Crown Resorts and Blackstone have reached a conclusion to its ongoing saga which will see the Australian casino operator agree to a A$8.9bn (US$6.3bn) takeover by the US private-equity firm.
Entering into an implementation deed, and backed by the Crown board, the acquisition will see Blackstone purchase all of the shares in Crown by way of a scheme of arrangement at a price of A$13.10bn (US$9.35) cash per share.
The scheme consideration represents a premium of 32 per cent to the closing price of Crown shares on November 18, 2021 of A$9.90 per share (being the last trading day prior to Crown receiving an acquisition proposal from Blackstone at a price of A$12.50 cash per share).
Moreover, the scheme represents an increase in equity value of more than A$845m to the price of A$11.85 cash per share initially offered by Blackstone in March 2021.
Subject to the expected timing of regulatory approvals, the scheme meeting is expected to be held in the second quarter of 2022.
Ziggy Switkowski, chairman at Crown, stated: “The board has fully considered the Blackstone transaction and unanimously recommends the proposal, subject to customary conditions such as an independent expert concluding the transaction is in the best interests of Crown shareholders and there being no superior proposal. When considering any proposal, the Crown board has consistently stated it is committed to maximising value for Crown shareholders.
“The Crown board and management have made good progress in addressing a number of significant challenges and issues emerging from the COVID-19 pandemic and various regulatory processes.

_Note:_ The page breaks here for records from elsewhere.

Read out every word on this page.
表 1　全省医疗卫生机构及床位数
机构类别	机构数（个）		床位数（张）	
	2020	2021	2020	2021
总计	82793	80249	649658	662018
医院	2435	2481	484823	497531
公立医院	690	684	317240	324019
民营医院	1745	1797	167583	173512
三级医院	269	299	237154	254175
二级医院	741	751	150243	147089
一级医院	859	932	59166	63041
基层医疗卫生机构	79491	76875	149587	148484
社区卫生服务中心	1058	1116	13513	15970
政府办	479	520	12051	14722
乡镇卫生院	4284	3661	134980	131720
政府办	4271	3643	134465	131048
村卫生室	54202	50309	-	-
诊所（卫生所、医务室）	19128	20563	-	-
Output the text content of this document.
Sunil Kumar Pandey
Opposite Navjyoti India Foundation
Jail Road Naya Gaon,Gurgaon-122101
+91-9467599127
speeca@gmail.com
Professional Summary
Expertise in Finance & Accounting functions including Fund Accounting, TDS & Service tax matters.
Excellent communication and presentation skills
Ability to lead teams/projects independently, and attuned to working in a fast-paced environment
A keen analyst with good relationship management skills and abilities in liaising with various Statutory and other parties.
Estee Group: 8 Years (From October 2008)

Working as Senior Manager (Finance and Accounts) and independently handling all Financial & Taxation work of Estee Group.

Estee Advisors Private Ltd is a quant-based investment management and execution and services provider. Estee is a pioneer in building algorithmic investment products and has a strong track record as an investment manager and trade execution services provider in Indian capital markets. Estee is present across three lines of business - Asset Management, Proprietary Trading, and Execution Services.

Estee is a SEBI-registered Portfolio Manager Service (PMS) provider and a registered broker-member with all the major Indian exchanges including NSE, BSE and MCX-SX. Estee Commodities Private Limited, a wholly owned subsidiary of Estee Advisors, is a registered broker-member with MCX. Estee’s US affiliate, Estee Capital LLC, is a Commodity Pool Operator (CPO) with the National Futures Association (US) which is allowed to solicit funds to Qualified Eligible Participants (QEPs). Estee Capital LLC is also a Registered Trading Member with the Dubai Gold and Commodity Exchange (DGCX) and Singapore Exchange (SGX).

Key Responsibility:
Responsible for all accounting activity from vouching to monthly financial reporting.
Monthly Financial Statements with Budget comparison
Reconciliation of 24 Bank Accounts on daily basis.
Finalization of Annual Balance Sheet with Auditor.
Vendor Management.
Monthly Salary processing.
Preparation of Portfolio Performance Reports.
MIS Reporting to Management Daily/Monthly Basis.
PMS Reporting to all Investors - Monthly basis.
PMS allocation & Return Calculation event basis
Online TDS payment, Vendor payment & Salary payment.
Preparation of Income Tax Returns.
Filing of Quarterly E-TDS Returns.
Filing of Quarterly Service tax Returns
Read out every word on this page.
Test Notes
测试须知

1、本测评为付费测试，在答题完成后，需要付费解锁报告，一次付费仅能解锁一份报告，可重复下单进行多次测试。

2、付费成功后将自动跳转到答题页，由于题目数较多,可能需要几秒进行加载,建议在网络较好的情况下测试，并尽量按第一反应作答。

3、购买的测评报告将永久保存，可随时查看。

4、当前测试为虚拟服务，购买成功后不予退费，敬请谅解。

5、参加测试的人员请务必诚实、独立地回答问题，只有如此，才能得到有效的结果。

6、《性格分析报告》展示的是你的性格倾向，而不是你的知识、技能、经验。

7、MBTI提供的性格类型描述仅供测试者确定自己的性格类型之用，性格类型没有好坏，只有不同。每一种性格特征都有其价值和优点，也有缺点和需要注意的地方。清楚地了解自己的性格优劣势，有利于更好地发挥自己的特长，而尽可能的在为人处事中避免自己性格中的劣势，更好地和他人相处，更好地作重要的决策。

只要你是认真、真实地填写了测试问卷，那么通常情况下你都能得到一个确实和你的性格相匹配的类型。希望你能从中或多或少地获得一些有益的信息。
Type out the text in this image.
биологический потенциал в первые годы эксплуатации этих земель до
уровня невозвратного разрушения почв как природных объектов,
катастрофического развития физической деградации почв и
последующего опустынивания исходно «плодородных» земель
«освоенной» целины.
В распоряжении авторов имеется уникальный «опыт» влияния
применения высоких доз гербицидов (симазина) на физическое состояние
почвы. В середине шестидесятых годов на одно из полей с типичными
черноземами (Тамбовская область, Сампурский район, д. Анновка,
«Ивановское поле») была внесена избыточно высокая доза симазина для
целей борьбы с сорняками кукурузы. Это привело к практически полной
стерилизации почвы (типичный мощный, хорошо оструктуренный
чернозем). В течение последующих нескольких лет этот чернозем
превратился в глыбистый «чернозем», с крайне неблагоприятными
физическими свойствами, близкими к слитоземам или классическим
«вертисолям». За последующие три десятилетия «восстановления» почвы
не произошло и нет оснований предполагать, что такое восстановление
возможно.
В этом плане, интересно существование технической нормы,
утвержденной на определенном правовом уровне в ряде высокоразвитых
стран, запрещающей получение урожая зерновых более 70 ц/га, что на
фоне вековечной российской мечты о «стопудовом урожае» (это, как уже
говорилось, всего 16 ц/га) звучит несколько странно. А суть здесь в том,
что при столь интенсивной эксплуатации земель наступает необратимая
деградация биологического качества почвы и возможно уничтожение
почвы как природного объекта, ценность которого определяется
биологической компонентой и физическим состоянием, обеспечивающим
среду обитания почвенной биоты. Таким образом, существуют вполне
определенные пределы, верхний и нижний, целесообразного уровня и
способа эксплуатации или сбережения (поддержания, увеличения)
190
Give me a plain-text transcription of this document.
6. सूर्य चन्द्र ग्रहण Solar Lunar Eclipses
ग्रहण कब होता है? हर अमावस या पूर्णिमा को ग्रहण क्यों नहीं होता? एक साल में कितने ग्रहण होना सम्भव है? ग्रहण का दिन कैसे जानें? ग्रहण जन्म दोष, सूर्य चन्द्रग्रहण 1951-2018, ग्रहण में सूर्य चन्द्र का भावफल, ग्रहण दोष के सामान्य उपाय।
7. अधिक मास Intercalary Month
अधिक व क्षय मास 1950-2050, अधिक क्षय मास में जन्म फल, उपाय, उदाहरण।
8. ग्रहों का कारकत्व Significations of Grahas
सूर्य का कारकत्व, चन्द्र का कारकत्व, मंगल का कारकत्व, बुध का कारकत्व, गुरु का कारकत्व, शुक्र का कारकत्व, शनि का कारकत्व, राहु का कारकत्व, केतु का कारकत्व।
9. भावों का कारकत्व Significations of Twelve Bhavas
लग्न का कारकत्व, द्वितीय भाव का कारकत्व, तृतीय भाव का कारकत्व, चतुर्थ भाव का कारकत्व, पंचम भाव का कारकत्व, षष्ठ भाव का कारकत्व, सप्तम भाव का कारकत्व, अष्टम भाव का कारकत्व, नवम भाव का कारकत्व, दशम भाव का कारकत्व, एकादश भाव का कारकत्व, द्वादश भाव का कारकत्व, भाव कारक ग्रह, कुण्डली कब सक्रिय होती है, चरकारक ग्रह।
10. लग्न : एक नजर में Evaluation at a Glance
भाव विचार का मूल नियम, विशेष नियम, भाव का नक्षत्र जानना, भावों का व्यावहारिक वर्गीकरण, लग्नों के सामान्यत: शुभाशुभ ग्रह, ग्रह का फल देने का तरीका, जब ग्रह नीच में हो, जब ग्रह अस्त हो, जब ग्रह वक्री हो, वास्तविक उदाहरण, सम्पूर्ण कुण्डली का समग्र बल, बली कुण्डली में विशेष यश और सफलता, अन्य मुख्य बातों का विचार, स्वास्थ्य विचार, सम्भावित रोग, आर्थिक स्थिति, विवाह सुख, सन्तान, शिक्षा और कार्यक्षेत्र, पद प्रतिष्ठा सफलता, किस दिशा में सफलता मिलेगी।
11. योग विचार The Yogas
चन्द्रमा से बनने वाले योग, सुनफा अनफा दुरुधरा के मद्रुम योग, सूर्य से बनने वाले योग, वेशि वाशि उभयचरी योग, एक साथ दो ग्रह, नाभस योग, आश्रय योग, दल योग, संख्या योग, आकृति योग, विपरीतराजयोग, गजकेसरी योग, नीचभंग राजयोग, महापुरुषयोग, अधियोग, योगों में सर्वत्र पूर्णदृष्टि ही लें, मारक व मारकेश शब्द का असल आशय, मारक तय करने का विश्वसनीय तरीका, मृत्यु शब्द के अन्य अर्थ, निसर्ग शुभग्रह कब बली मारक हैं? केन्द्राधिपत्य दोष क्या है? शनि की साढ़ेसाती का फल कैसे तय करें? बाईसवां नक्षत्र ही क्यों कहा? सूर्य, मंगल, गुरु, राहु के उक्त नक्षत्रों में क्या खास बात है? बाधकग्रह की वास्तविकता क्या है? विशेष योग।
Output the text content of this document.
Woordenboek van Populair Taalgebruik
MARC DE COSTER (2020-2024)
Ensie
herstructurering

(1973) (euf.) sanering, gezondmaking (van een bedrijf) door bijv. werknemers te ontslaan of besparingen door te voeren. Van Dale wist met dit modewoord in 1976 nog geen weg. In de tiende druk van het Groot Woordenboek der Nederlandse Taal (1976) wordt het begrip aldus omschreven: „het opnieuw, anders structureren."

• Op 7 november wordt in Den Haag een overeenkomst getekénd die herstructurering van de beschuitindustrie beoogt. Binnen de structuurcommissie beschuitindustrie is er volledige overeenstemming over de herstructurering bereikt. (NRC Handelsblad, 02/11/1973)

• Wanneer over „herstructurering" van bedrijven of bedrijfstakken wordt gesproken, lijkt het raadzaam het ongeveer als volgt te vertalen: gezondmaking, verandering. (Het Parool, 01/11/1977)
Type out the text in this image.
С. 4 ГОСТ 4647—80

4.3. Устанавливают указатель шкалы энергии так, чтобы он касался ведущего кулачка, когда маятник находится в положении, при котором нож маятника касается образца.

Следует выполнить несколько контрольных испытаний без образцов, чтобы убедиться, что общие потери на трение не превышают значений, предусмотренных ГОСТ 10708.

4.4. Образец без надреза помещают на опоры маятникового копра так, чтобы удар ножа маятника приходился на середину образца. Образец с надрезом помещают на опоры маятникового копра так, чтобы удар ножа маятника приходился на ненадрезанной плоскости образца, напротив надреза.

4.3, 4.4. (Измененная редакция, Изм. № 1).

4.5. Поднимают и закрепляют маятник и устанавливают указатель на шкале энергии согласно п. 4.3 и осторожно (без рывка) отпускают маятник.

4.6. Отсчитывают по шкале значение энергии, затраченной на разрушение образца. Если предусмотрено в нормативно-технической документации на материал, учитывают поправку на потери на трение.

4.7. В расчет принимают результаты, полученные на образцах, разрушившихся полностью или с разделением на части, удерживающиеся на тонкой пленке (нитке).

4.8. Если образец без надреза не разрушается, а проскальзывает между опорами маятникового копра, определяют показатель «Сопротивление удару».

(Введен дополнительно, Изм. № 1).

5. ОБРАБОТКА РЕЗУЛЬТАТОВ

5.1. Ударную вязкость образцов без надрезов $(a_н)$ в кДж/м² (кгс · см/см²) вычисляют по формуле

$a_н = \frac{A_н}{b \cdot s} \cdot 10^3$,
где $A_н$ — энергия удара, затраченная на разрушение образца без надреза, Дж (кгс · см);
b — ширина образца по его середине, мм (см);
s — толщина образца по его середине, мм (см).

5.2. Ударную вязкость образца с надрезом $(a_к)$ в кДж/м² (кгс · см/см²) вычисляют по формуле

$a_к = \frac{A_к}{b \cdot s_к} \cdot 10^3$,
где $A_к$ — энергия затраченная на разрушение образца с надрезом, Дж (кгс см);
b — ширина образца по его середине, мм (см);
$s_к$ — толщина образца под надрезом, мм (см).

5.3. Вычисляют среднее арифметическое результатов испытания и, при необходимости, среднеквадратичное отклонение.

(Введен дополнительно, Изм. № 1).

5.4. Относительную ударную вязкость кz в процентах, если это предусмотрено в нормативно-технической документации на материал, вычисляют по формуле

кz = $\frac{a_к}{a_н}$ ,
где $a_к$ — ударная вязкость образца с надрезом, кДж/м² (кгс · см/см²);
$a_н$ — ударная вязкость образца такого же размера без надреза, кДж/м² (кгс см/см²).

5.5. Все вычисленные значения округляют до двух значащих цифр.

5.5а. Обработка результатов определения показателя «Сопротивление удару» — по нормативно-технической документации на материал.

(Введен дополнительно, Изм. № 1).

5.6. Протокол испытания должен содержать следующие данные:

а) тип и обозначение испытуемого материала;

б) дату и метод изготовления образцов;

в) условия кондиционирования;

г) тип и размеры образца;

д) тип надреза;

“Nevertheless, uncertainty remains and having regard to those circumstances and the underlying value of Crown we believe the Blackstone transaction represents an attractive outcome for shareholders. The all-cash offer provides shareholders with certainty of value.
“The cash offer under the scheme of $13.10 cash per share values Crown’s equity at approximately $8.9bn, 11 per cent higher than the initial offer from Blackstone almost a year ago.
“It is now appropriate that the Blackstone transaction is put to our shareholders for their consideration.”
The implementation deed is subject to customary deal protections for Blackstone including no shop, no talk and no due diligence obligations on Crown.
The Australian casino operator is also bound by other customary provisions, including notification obligations and matching rights in the event of a competing proposal.
Furthermore, the deed also sets out circumstances in which a break fee of $89m – or approximately one per cent of equity value – would be payable to Blackstone or reverse break fee of $89m payable to Crown.
Steve McCann, Crown’s managing director and CEO, added: “The announcement today represents a compelling offer for Crown’s shareholders to consider. The price appropriately reflects the value of Crown’s world-class assets and global reputation for premium service and experiences.
“The agreement with Blackstone also highlights the strength of the Crown brand and confidence in our future as we emerge from some challenging times, which is welcome news for our people, customers and stakeholders.”
The agreement hopes to conclude an ongoing back-and-forth between the two entities that saw Blackstone recently revive its interest in Crown in November last year, where the company offered A$12.50 per share that valued the casino operator at A$8.5bn ($6.2bn).
Trailing back to March 22 2021, Crown originally received an unsolicited, non-binding and indicative proposal from Blackstone to acquire all of the shares in the Australian casino operator.
On April 13 last year, Crown confirmed that Blackstone had written to the operator to set out a modification to the Regulatory Approval Condition of its initial proposal.
A month later, Blackstone returned with a revised proposal for Crown at a price of A$12.35 which was rejected by the Crown board. On November 19, Blackstone returned to offer A$12.50 cash per share.
Moving forward to December 2, Crown revealed that the board viewed the proposal as “not representing compelling value for Crown shareholders”, however, offered Blackstone the opportunity to access non-public information to allow the US private-equity firm to “undertake initial due diligence inquiries” on a non-exclusive basis to formulate a revised proposal that “adequately reflected the value of Crown”.
As the new year came, on January 13, 2022, Crown received a further revised proposal from Blackstone for A$13.10 cash per share. Following completion of due diligence and negotiations in relation to binding documentation, Crown has now entered into the implementation deed with Blackstone.
Blackstone has already lodged applications with FIRB, the Gaming Regulatory Authorities and the relevant counterparties to framework agreements in respect of the approvals it requires for the transaction.